Neil Pettit and Amanda Garant have been house hunting during the pandemic, and they're amazed at how much people are willing to pay for a home where they live, in Windsor, Ont. (Submitted by Amanda Garant)

That's certainly the perspective that Neil Pettit has on the issue. Along with his fiancée, Amanda Garant, Pettit has been looking for a home in Windsor, Ont., where they live. But they're currently sitting on the sidelines after losing out on multiple bidding wars — despite offering well above asking price every time. 

"We're losing bids by $100,000," he said in an interview. "I mean, there's no way."

They both have healthy incomes and have saved a good-sized down payment, so they said the new stress test isn't likely to impact them.

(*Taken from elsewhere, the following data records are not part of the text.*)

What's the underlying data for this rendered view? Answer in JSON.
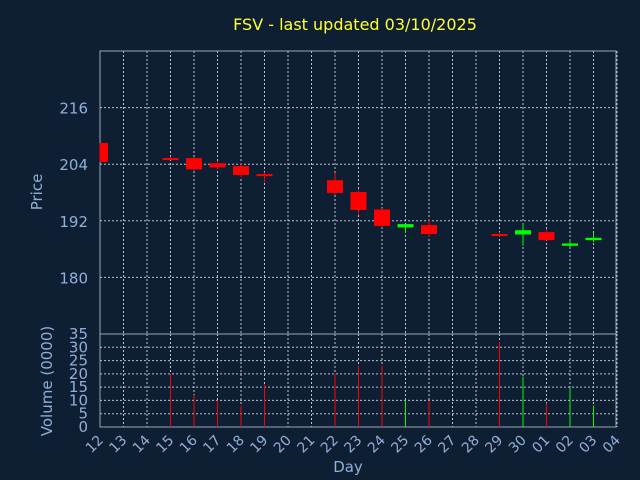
{
  "chart_data": {
    "type": "candlestick",
    "title": "FSV - last updated 03/10/2025",
    "price_panel": {
      "ylabel": "Price",
      "yticks": [
        180,
        192,
        204,
        216
      ],
      "ylim": [
        168,
        228
      ]
    },
    "volume_panel": {
      "ylabel": "Volume (0000)",
      "yticks": [
        0,
        5,
        10,
        15,
        20,
        25,
        30,
        35
      ],
      "ylim": [
        0,
        35
      ]
    },
    "xlabel": "Day",
    "x_ticks": [
      "12",
      "13",
      "14",
      "15",
      "16",
      "17",
      "18",
      "19",
      "20",
      "21",
      "22",
      "23",
      "24",
      "25",
      "26",
      "27",
      "28",
      "29",
      "30",
      "01",
      "02",
      "03",
      "04"
    ],
    "up_color": "#00ff00",
    "down_color": "#ff0000",
    "candles": [
      {
        "day": "12",
        "open": 208.5,
        "high": 208.5,
        "low": 204.5,
        "close": 204.5,
        "volume": 0
      },
      {
        "day": "15",
        "open": 205.3,
        "high": 205.6,
        "low": 204.9,
        "close": 205.0,
        "volume": 20
      },
      {
        "day": "16",
        "open": 205.3,
        "high": 205.5,
        "low": 202.6,
        "close": 202.9,
        "volume": 12
      },
      {
        "day": "17",
        "open": 204.2,
        "high": 204.6,
        "low": 203.0,
        "close": 203.3,
        "volume": 10
      },
      {
        "day": "18",
        "open": 203.6,
        "high": 204.2,
        "low": 201.2,
        "close": 201.7,
        "volume": 8
      },
      {
        "day": "19",
        "open": 201.9,
        "high": 202.3,
        "low": 200.2,
        "close": 201.6,
        "volume": 16
      },
      {
        "day": "22",
        "open": 200.6,
        "high": 202.2,
        "low": 197.5,
        "close": 197.9,
        "volume": 20
      },
      {
        "day": "23",
        "open": 198.1,
        "high": 198.6,
        "low": 193.3,
        "close": 194.3,
        "volume": 23
      },
      {
        "day": "24",
        "open": 194.4,
        "high": 194.6,
        "low": 190.6,
        "close": 190.9,
        "volume": 23
      },
      {
        "day": "25",
        "open": 190.6,
        "high": 191.3,
        "low": 189.4,
        "close": 191.3,
        "volume": 10
      },
      {
        "day": "26",
        "open": 191.1,
        "high": 192.3,
        "low": 188.6,
        "close": 189.2,
        "volume": 10
      },
      {
        "day": "29",
        "open": 189.2,
        "high": 189.6,
        "low": 188.6,
        "close": 188.9,
        "volume": 32
      },
      {
        "day": "30",
        "open": 189.1,
        "high": 191.4,
        "low": 186.7,
        "close": 190.0,
        "volume": 19
      },
      {
        "day": "01",
        "open": 189.6,
        "high": 190.2,
        "low": 187.8,
        "close": 187.9,
        "volume": 9
      },
      {
        "day": "02",
        "open": 186.7,
        "high": 188.1,
        "low": 186.4,
        "close": 187.2,
        "volume": 15
      },
      {
        "day": "03",
        "open": 187.9,
        "high": 189.4,
        "low": 187.5,
        "close": 188.4,
        "volume": 8
      }
    ]
  }
}
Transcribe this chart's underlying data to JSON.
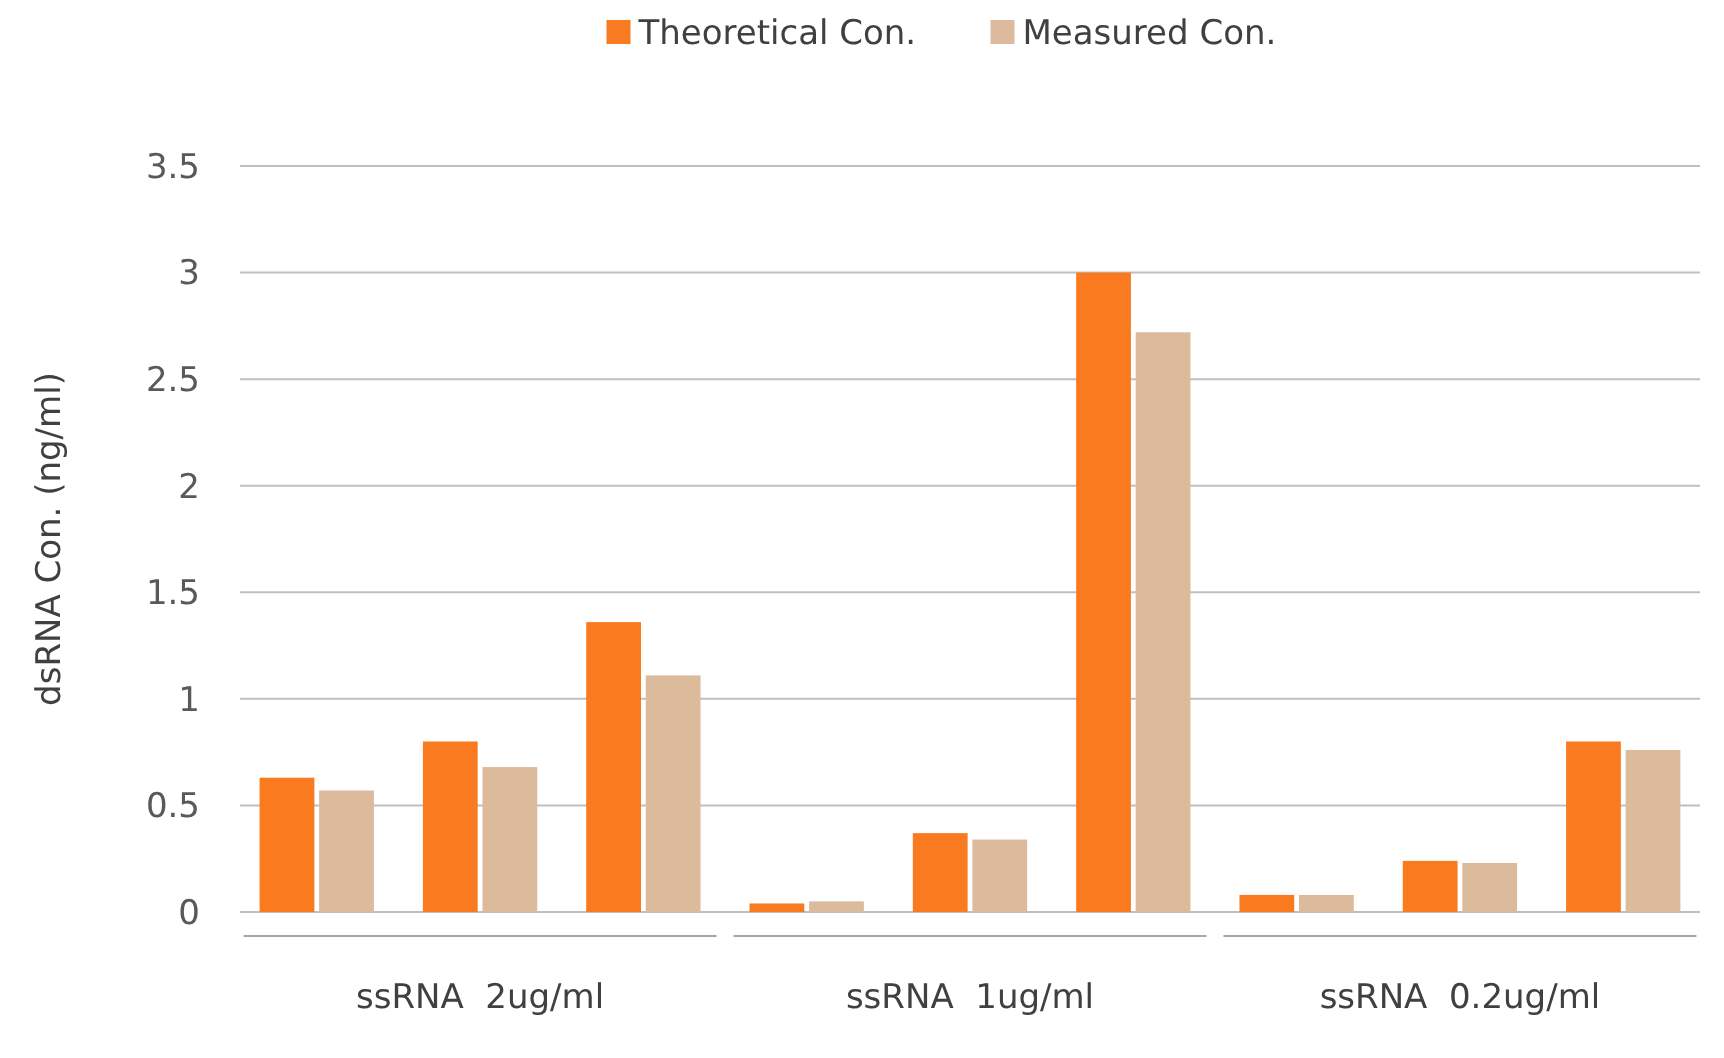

Nonetheless, they are glad to see the government step in.

"You may not find yourself in a house that you can afford once that interest rate raise is raised," Pettit said. "So I think from my perspective, that makes sense for the government to kind of pull that lever a little bit."

Although the couple still wants to buy, they're in no rush to do so. And after enduring a feverish house hunt and coming up short, they're confident they won't get in over their heads.

"We're really careful when we were searching to make sure it's within our budget," Pettit said. "Not the budget that the bank said that we could afford."